Borneo Project

Earth Island News

Three years in the making, the second community-managed microhydro project on Malaysian Borneo is now up and running! In exchange for a formal commitment to protect upstream rainforests in the buffer zone of Crocker Range National Park of Sabah, the indigenous Dusun community of Terian received funding for a state-of-the-art microhydro turbine with a grant from the Seacology Foundation. The Borneo Project, Green Empowerment, and Partners of Community Organizations (PACOS) of Sabah provided technical training and troubleshooting for appropriate technology selection, system design, and installation. Teams of youths from Raleigh International UK, a British nonprofit working with disadvantaged and at-risk youth, provided additional volunteer labor. Borneo Project volunteers spent several weeks with community “collective work parties” to install the piping system, water catchment tank, powerhouse, turbine, and wiring systems.

photo of a smiling man with a machineCourtesy of PACOSAdrian Lasimbang, a project coordinator for PACOS, with the turbine

Adrian Lasimbang, a coordinator for PACOS who was awarded the SeacologyConservation Prize of 2004 for his work with Terian, was thrilled with the final results. “The water comes out of this system as clean as it went in. By eliminating the use of fossil fuels, we are preventing pollution of their pristine streams, river, and air. The forests in the watershed are now officially protected. Native fruit and timber trees are being planted on slopes formerly used for rice farming.”

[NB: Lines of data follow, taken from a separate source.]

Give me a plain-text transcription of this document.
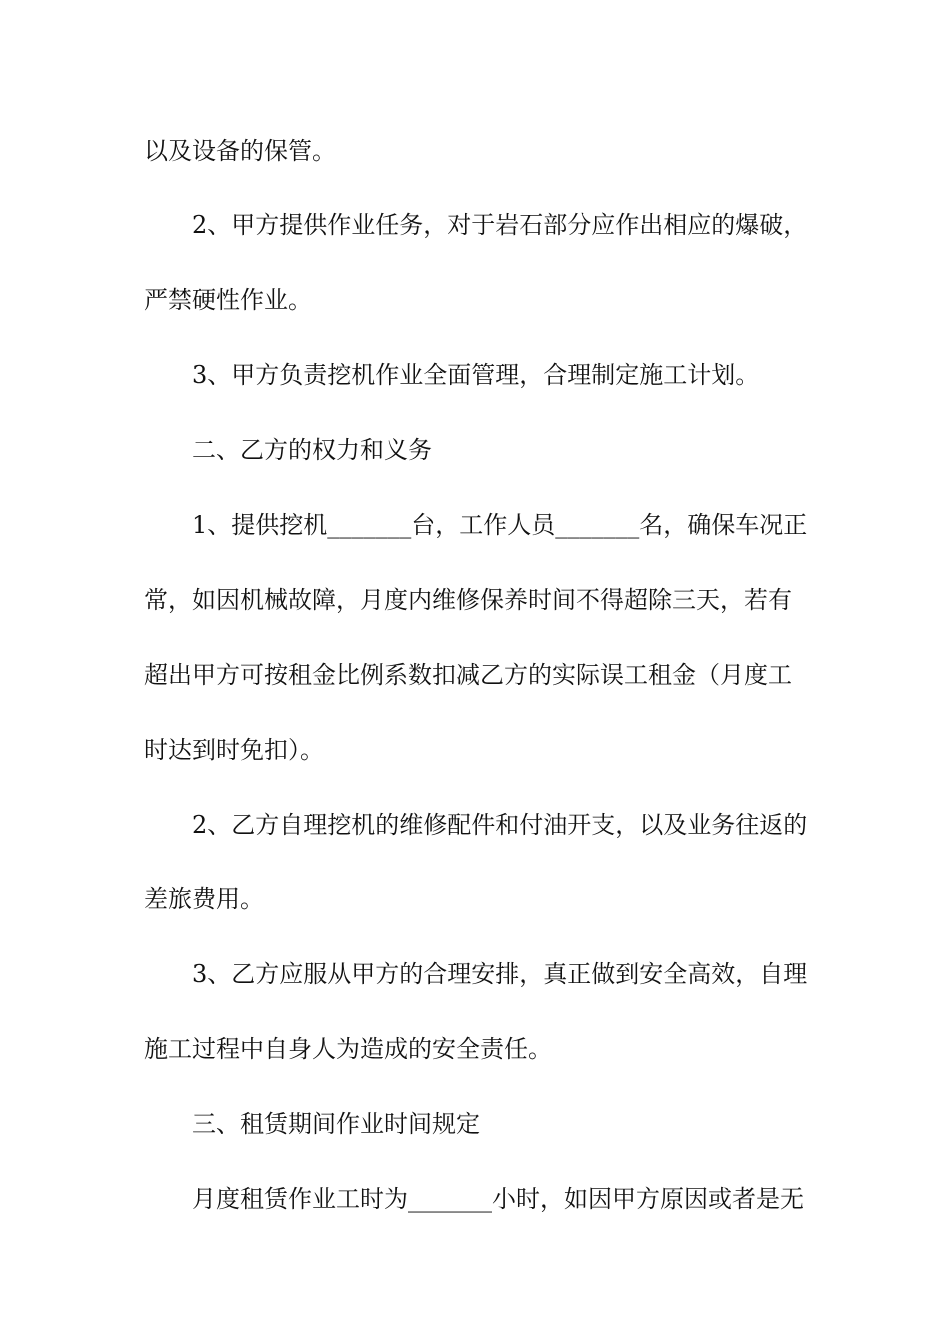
以及设备的保管。
2、甲方提供作业任务，对于岩石部分应作出相应的爆破，
严禁硬性作业。
3、甲方负责挖机作业全面管理，合理制定施工计划。
二、乙方的权力和义务
1、提供挖机_______台，工作人员_______名，确保车况正
常，如因机械故障，月度内维修保养时间不得超除三天，若有
超出甲方可按租金比例系数扣减乙方的实际误工租金（月度工
时达到时免扣）。
2、乙方自理挖机的维修配件和付油开支，以及业务往返的
差旅费用。
3、乙方应服从甲方的合理安排，真正做到安全高效，自理
施工过程中自身人为造成的安全责任。
三、租赁期间作业时间规定
月度租赁作业工时为_______小时，如因甲方原因或者是无
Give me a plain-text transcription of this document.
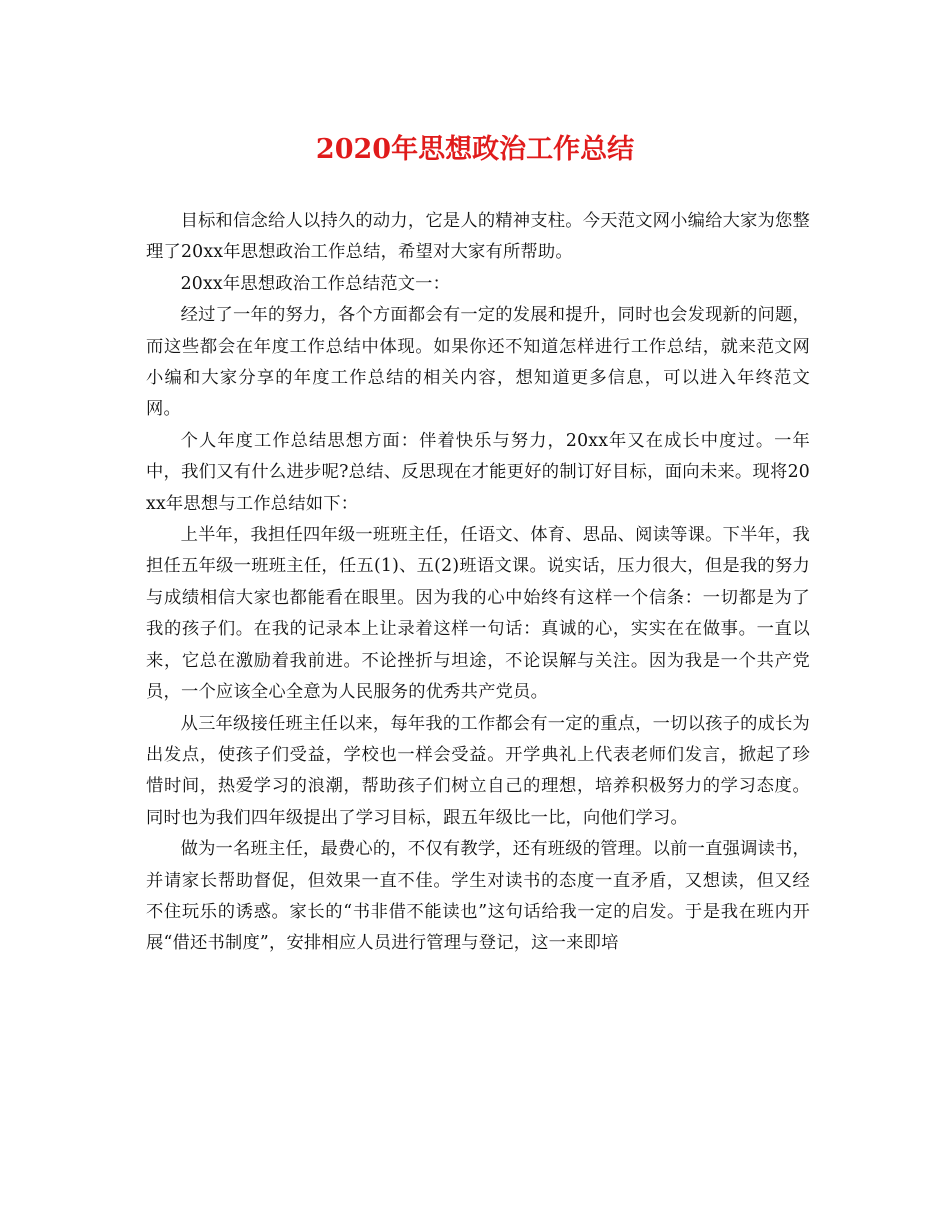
2020年思想政治工作总结

目标和信念给人以持久的动力，它是人的精神支柱。今天范文网小编给大家为您整理了20xx年思想政治工作总结，希望对大家有所帮助。

20xx年思想政治工作总结范文一：

经过了一年的努力，各个方面都会有一定的发展和提升，同时也会发现新的问题，而这些都会在年度工作总结中体现。如果你还不知道怎样进行工作总结，就来范文网小编和大家分享的年度工作总结的相关内容，想知道更多信息，可以进入年终范文网。

个人年度工作总结思想方面：伴着快乐与努力，20xx年又在成长中度过。一年中，我们又有什么进步呢?总结、反思现在才能更好的制订好目标，面向未来。现将20xx年思想与工作总结如下：

上半年，我担任四年级一班班主任，任语文、体育、思品、阅读等课。下半年，我担任五年级一班班主任，任五(1)、五(2)班语文课。说实话，压力很大，但是我的努力与成绩相信大家也都能看在眼里。因为我的心中始终有这样一个信条：一切都是为了我的孩子们。在我的记录本上让录着这样一句话：真诚的心，实实在在做事。一直以来，它总在激励着我前进。不论挫折与坦途，不论误解与关注。因为我是一个共产党员，一个应该全心全意为人民服务的优秀共产党员。

从三年级接任班主任以来，每年我的工作都会有一定的重点，一切以孩子的成长为出发点，使孩子们受益，学校也一样会受益。开学典礼上代表老师们发言，掀起了珍惜时间，热爱学习的浪潮，帮助孩子们树立自己的理想，培养积极努力的学习态度。同时也为我们四年级提出了学习目标，跟五年级比一比，向他们学习。

做为一名班主任，最费心的，不仅有教学，还有班级的管理。以前一直强调读书，并请家长帮助督促，但效果一直不佳。学生对读书的态度一直矛盾，又想读，但又经不住玩乐的诱惑。家长的“书非借不能读也”这句话给我一定的启发。于是我在班内开展“借还书制度”，安排相应人员进行管理与登记，这一来即培
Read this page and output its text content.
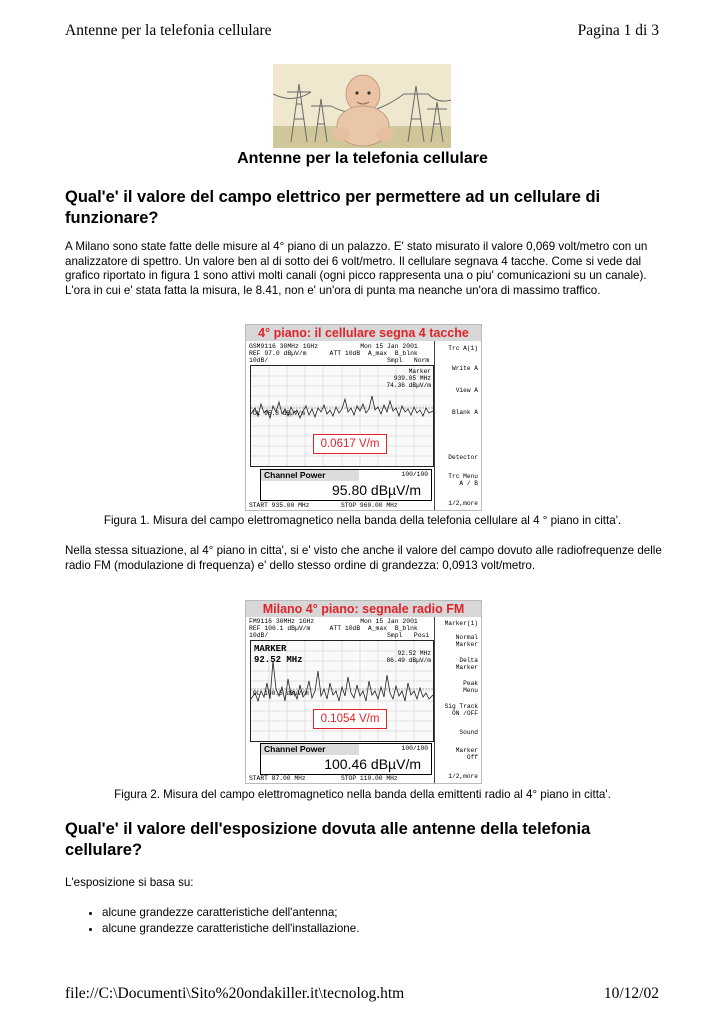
Antenne per la telefonia cellulare	Pagina 1 di 3
Antenne per la telefonia cellulare
Qual'e' il valore del campo elettrico per permettere ad un cellulare di funzionare?
A Milano sono state fatte delle misure al 4° piano di un palazzo. E' stato misurato il valore 0,069 volt/metro con un analizzatore di spettro. Un valore ben al di sotto dei 6 volt/metro. Il cellulare segnava 4 tacche. Come si vede dal grafico riportato in figura 1 sono attivi molti canali (ogni picco rappresenta una o piu' comunicazioni su un canale). L'ora in cui e' stata fatta la misura, le 8.41, non e' un'ora di punta ma neanche un'ora di massimo traffico.
4° piano: il cellulare segna 4 tacche
GSM9116 30MHz 1GHz           Mon 15 Jan 2001
REF 97.0 dBµV/m      ATT 10dB  A_max  B_blnk
10dB/                               Smpl   Norm
Marker
939.05 MHz
74.36 dBµV/m
DL 95.8 dBµV/m
0.0617 V/m
Channel Power	100/100
95.80 dBµV/m
START 935.00 MHz	STOP 960.00 MHz
Trc A(1)
Write A
View A
Blank A
Detector
Trc Menu
A / B
1/2,more
Figura 1. Misura del campo elettromagnetico nella banda della telefonia cellulare al 4 ° piano in citta'.
Nella stessa situazione, al 4° piano in citta', si e' visto che anche il valore del campo dovuto alle radiofrequenze delle radio FM (modulazione di frequenza) e' dello stesso ordine di grandezza: 0,0913 volt/metro.
Milano 4° piano: segnale radio FM
FM9116 30MHz 1GHz            Mon 15 Jan 2001
REF 106.1 dBµV/m     ATT 10dB  A_max  B_blnk
10dB/                               Smpl   Posi
MARKER
92.52 MHz
92.52 MHz
86.49 dBµV/m
DL 100.5 dBµV/m
0.1054 V/m
Channel Power	100/100
100.46 dBµV/m
START 87.00 MHz	STOP 110.00 MHz
Marker(1)
Normal
Marker
Delta
Marker
Peak
Menu
Sig Track
ON /OFF
Sound
Marker
Off
1/2,more
Figura 2. Misura del campo elettromagnetico nella banda della emittenti radio al 4° piano in citta'.
Qual'e' il valore dell'esposizione dovuta alle antenne della telefonia cellulare?
L'esposizione si basa su:
• alcune grandezze caratteristiche dell'antenna;
• alcune grandezze caratteristiche dell'installazione.
file://C:\Documenti\Sito%20ondakiller.it\tecnolog.htm	10/12/02
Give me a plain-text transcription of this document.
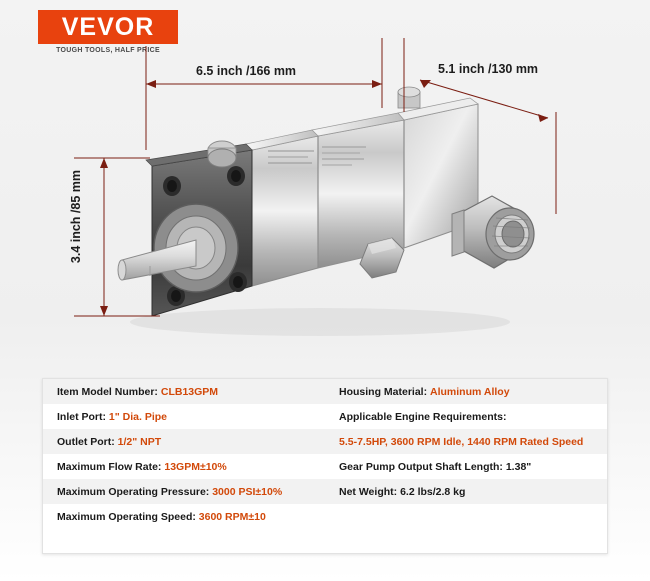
VEVOR
TOUGH TOOLS, HALF PRICE
6.5 inch /166 mm	5.1 inch /130 mm
3.4 inch /85 mm
Item Model Number: CLB13GPM	Housing Material: Aluminum Alloy
Inlet Port: 1" Dia. Pipe	Applicable Engine Requirements:
Outlet Port: 1/2" NPT	5.5-7.5HP, 3600 RPM Idle, 1440 RPM Rated Speed
Maximum Flow Rate: 13GPM±10%	Gear Pump Output Shaft Length: 1.38"
Maximum Operating Pressure: 3000 PSI±10%	Net Weight: 6.2 lbs/2.8 kg
Maximum Operating Speed: 3600 RPM±10	
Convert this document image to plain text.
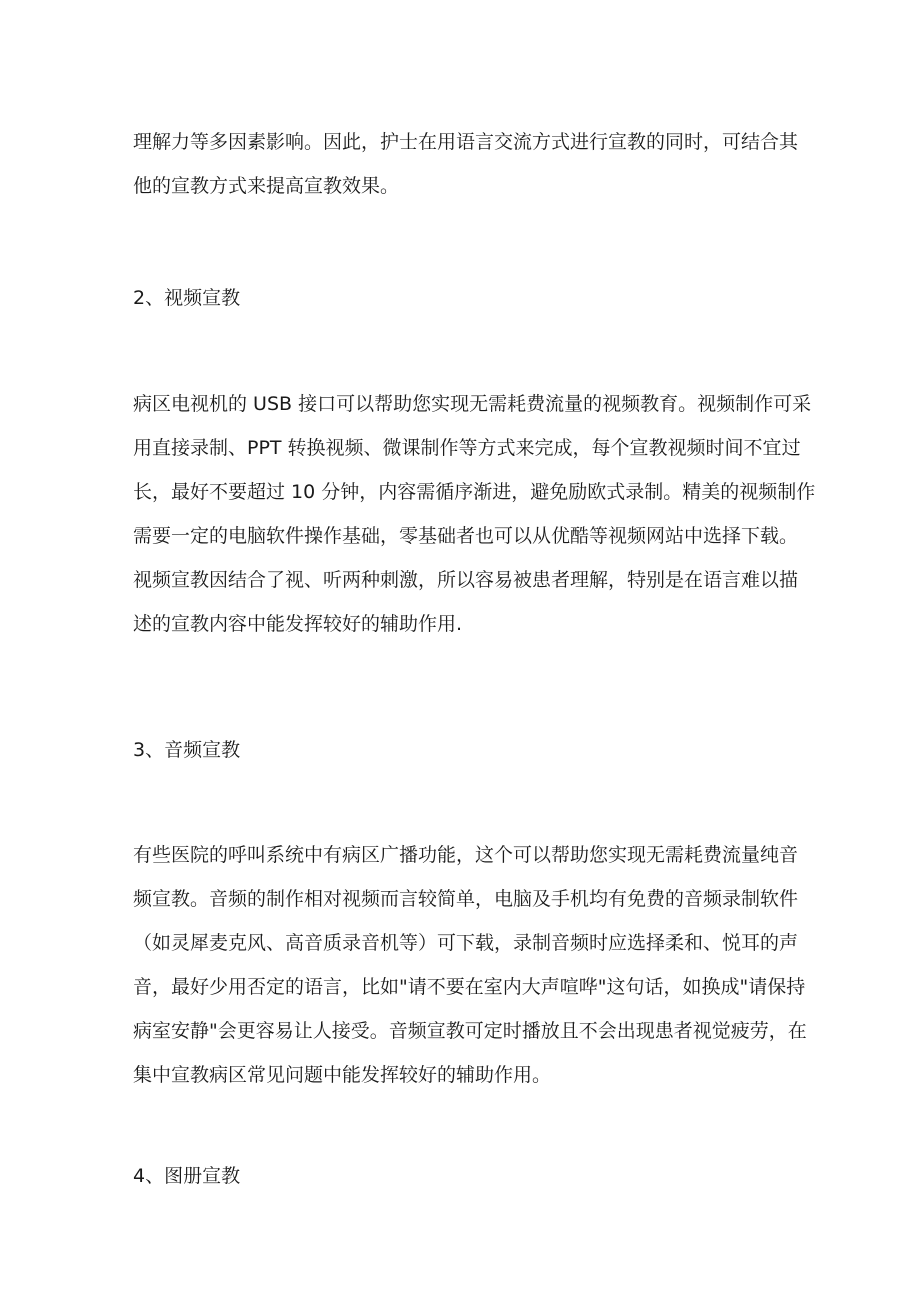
理解力等多因素影响。因此，护士在用语言交流方式进行宣教的同时，可结合其
他的宣教方式来提高宣教效果。
2、视频宣教
病区电视机的 USB 接口可以帮助您实现无需耗费流量的视频教育。视频制作可采
用直接录制、PPT 转换视频、微课制作等方式来完成，每个宣教视频时间不宜过
长，最好不要超过 10 分钟，内容需循序渐进，避免励欧式录制。精美的视频制作
需要一定的电脑软件操作基础，零基础者也可以从优酷等视频网站中选择下载。
视频宣教因结合了视、听两种刺激，所以容易被患者理解，特别是在语言难以描
述的宣教内容中能发挥较好的辅助作用.
3、音频宣教
有些医院的呼叫系统中有病区广播功能，这个可以帮助您实现无需耗费流量纯音
频宣教。音频的制作相对视频而言较简单，电脑及手机均有免费的音频录制软件
（如灵犀麦克风、高音质录音机等）可下载，录制音频时应选择柔和、悦耳的声
音，最好少用否定的语言，比如"请不要在室内大声喧哗"这句话，如换成"请保持
病室安静"会更容易让人接受。音频宣教可定时播放且不会出现患者视觉疲劳，在
集中宣教病区常见问题中能发挥较好的辅助作用。
4、图册宣教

The small, quiet turbine now provides six kilowatts of clean electricity to light 50 houses and power school computers, a rice mill, and communal refrigerators for forest produce. Petroleum-powered generators and fuel, which once had to be backpacked in on grueling eight-hour hikes through the mountains, are now obsolete. The community has lived in this roadless watershed for over 100 years, combining subsistence rice farming with generations of indigenous knowledge in natural resource management. Members hunt, fish, and gather dozens of species of plants for food, medicines, building materials, musical instruments, and traditional crafts. All are gathered using traditional protocols of sustainable use and protection. The microhydro project is an initiative by the community to win formal recognition for their Native Customary Land rights, so they may continue to live as they wish, on the lands of their ancestors.

The Terian project is now the second successful microhydro initiative on Borneo. The first, at Long Lawen, Sarawak, dramatically reduced erosion in its industrially logged watershed. The Kenyah longhouse community had been previously evicted from its lands to make way for the Bakun megadam. After forced relocation to a central refugee camp with miserable conditions, the community fled home to find its lands being industrially logged. With help from SahabatAlam Malaysia, the Borneo Project, GreenEmpowerment, and PACOS, they organized to install a microhydro system and brokered an agreement to stop logging and road-building upstream from the turbine. After three years of forest restoration to the degraded area, erosion stopped. The dramatic reduction in siltation of the watershed attracted the attention and praise of local government. In a reversal of past hostilities, Long Lawen’s people were awarded the right to stay on their lands, regardless of their violation of the eviction orders. Their microhydro system, still running smoothly in its fourth year, is inspiring other indigenous communities across Borneo struggling to stay on ancestral lands.

PACOS has now launched a third project in southern Sabah, which will be completed in May 2006.